In [51]:
import numpy as np
import pandas as pd

## Load the training data set

In [52]:
df = pd.read_csv('training.csv', header=None, names=['domain', 'dga'])

In [53]:
df.head()

Unnamed: 0,domain,dga
0,m644136d0.tmodns.net,0
1,dfg.ca.gov,0
2,c4w6wpg81xsbopy8a67.ddns.net,1
3,ace.ojom-mobile.de,0
4,pub.3gppnetwork.org.mcdonaldswifi.internal,0


In [54]:
df.dga.value_counts()

dga
0    166
1     34
Name: count, dtype: int64

In [55]:
df.head()

Unnamed: 0,domain,dga
0,m644136d0.tmodns.net,0
1,dfg.ca.gov,0
2,c4w6wpg81xsbopy8a67.ddns.net,1
3,ace.ojom-mobile.de,0
4,pub.3gppnetwork.org.mcdonaldswifi.internal,0


## Feature learning: Use RNN

First, determine vocabulary and tokenization, from the training data set

In [56]:
# build the dataset

domains = df.domain.tolist()

# get character vocab
vocab = sorted(list(set(''.join(domains))))
vocab_size = len(vocab)
print(f"Vocab size {vocab_size}")
# dictionaries to convert input characters to tokens and tokens to characters
char2token = {s:i for i,s in enumerate(vocab)}
token2char = {i:s for s,i in char2token.items()}
print(char2token)

Vocab size 38
{'-': 0, '.': 1, '0': 2, '1': 3, '2': 4, '3': 5, '4': 6, '5': 7, '6': 8, '7': 9, '8': 10, '9': 11, 'a': 12, 'b': 13, 'c': 14, 'd': 15, 'e': 16, 'f': 17, 'g': 18, 'h': 19, 'i': 20, 'j': 21, 'k': 22, 'l': 23, 'm': 24, 'n': 25, 'o': 26, 'p': 27, 'q': 28, 'r': 29, 's': 30, 't': 31, 'u': 32, 'v': 33, 'w': 34, 'x': 35, 'y': 36, 'z': 37}


In [57]:
# e.g., the tokenized representation of 'opentext.com' would be
[char2token[c] for c in 'test.com']

[26, 27, 16, 25, 31, 16, 35, 31, 1, 14, 26, 24]

In [58]:
import torch

In [59]:
# function to convert a domain name to tokens represented as one-hot vectors 

def domain2tensor(domain):
    tensor = torch.zeros(len(domain), 1, vocab_size)
    for i, c in enumerate(domain):
        tensor[ i, 0, char2token[c] ] = 1
    return tensor

In [None]:
import torchshow as ts
# one-hot tensor of a domain, e.g.,
x1 = domain2tensor('test.com')
print(x1)
x1.size()

In [61]:
def load_test_data():
    test_x_df = pd.read_csv('test1.txt', lineterminator='\n', header=None, names=['domain'])
    test_y_df = pd.read_csv('test1label.txt', lineterminator='\n', header=None, names=['dga'])
    return pd.concat([test_x_df, test_y_df], axis=1)

In [62]:
# Define NN architecture - Batch

import torch.nn as nn

class rnnModel(nn.Module):
    def __init__(self, vocab_size, embedding_dim, num_hid_neurons, num_out, nun_hid_layers=1):
        super(rnnModel, self).__init__()
             
        self.nn = nn.RNN(embedding_dim, num_hid_neurons, nun_hid_layers, batch_first=True)
        
        # Fully connected layer
        self.fc = nn.Linear(num_hid_neurons, 2)
        self.softmax = nn.Softmax(dim=1)
        self.num_out = num_out
        self.nun_hid_layers = nun_hid_layers
        self.num_hid_neurons = num_hid_neurons

    # define the forward function
    def forward(self, input, hidden):
        if hidden == None :
            batch_size = input.size(0)
            hidden = self.init_hidden(batch_size)

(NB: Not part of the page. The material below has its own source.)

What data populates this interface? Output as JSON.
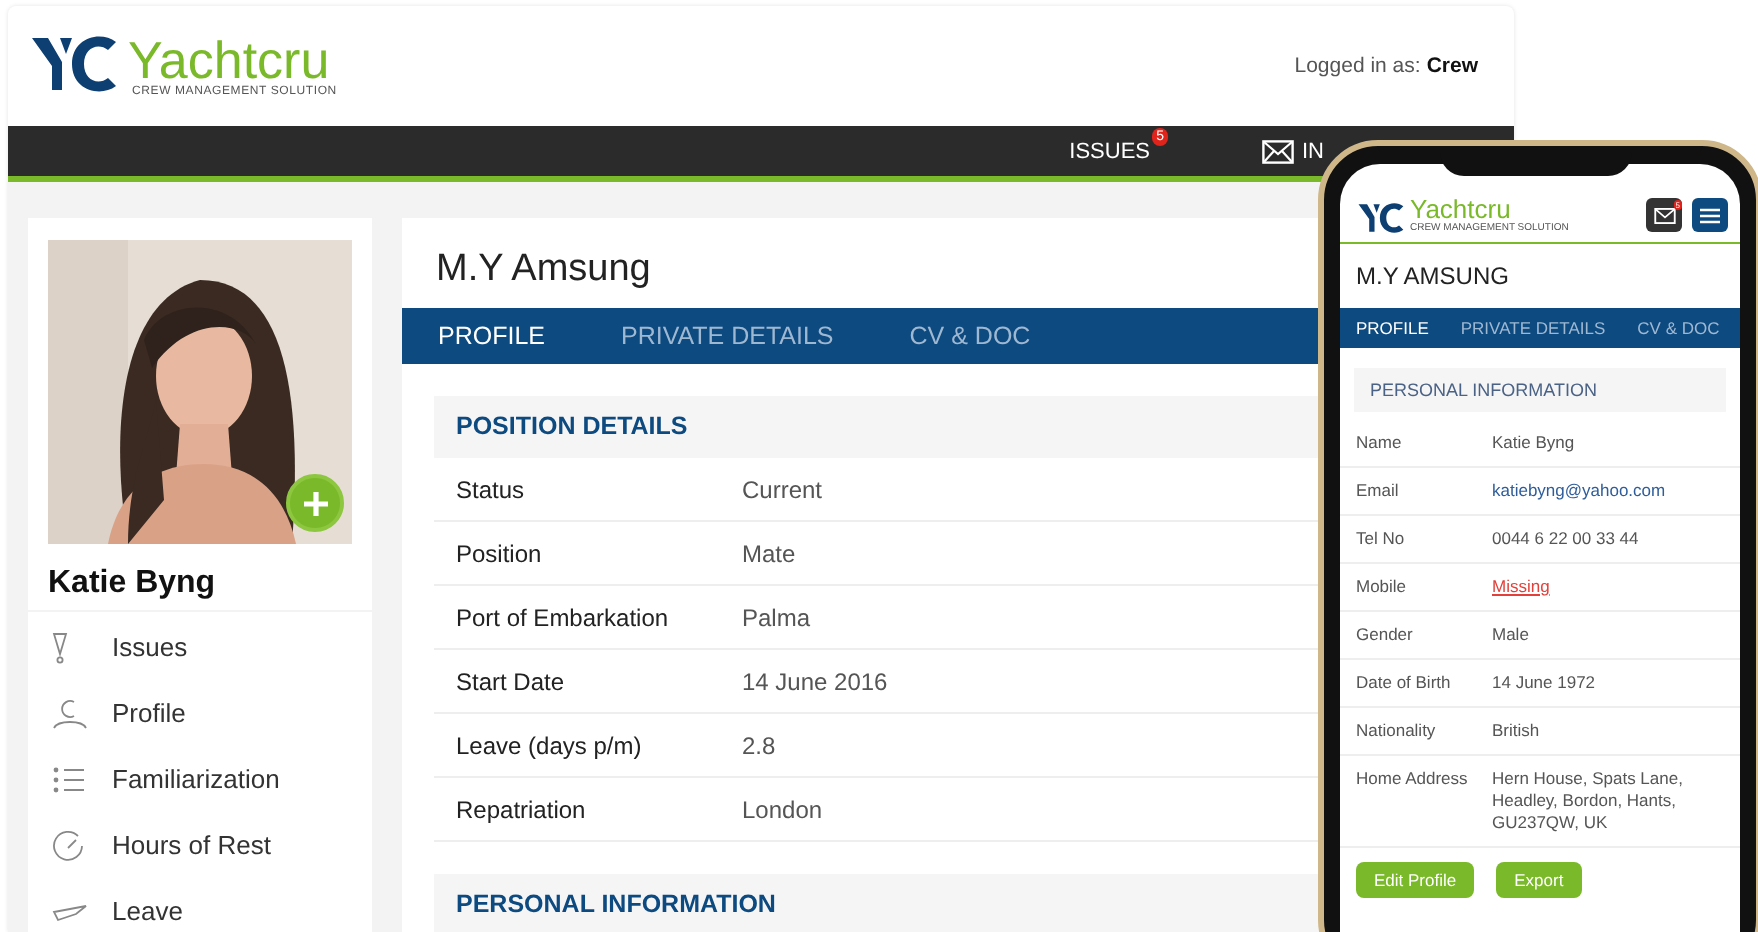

        output, hidden = self.nn(input, hidden)
        output = self.fc(output)
        output = self.softmax(output)
        return output, hidden
        
    def init_hidden(self, batch_size):
        # This method generates the first hidden state of zeros which we'll use in the forward pass
        hidden = torch.zeros(self.nun_hid_layers, batch_size, self.num_hid_neurons)
        return hidden

In [63]:
from torch.utils.data import Dataset
import torch.nn.functional as F

class DGADataSet(Dataset) :
    def __init__(self, dataframe, padded_size):
        self.padded_size = padded_size
        self.Xtr = dataframe["domain"]
        self.ytr = dataframe["dga"]

    def __len__(self):
        return len(self.Xtr)
    
    def __getitem__(self, index) :
        temp_text = self.Xtr.iloc[index]
        not_padded = domain2tensor(temp_text)
        padded = F.pad(not_padded, pad=(0,0,0,0,self.padded_size-len(not_padded),0))
        x = self.ytr.iloc[index]
        return padded, torch.Tensor([float(x), float(1-x)])

In [64]:
# select loss function, optimizer
dict_size = len(char2token)
n_hidden = 256

model = rnnModel(vocab_size=vocab_size, embedding_dim=dict_size, num_hid_neurons=n_hidden, num_out=2, nun_hid_layers=2)

# Define hyperparameters
n_epochs = 50
lr=1e-5

# Define Loss, Optimizer
criterion = nn.CrossEntropyLoss()
optimizer = torch.optim.Adam(model.parameters(), lr=lr)

In [None]:
maxlen = len(max(df.domain, key=len))
print("The longest string has {} characters, total rows {}".format(maxlen, len(df.domain)))
batch_size = 100
dataset = DGADataSet(df, maxlen)
train_data_loader = torch.utils.data.DataLoader(dataset, batch_size, shuffle=True)
losses = []
for epoch in range(1, n_epochs + 1):
    optimizer.zero_grad() # Clears existing gradients from previous epoch
    for input, target in train_data_loader :
        hidden = None
        for i in range(input.size(1)):
            x = input[:,i,:,:]
            output, hidden = model(x, hidden) 
        
        output = output.view(-1, 2)
        loss = criterion(output, target)
        loss.backward()
        optimizer.step()
        
    losses.append(loss.item())
    print('Epoch: {}/{}.............'.format(epoch, n_epochs), end=' ')
    print("Loss: {:.4f}".format(loss.item()))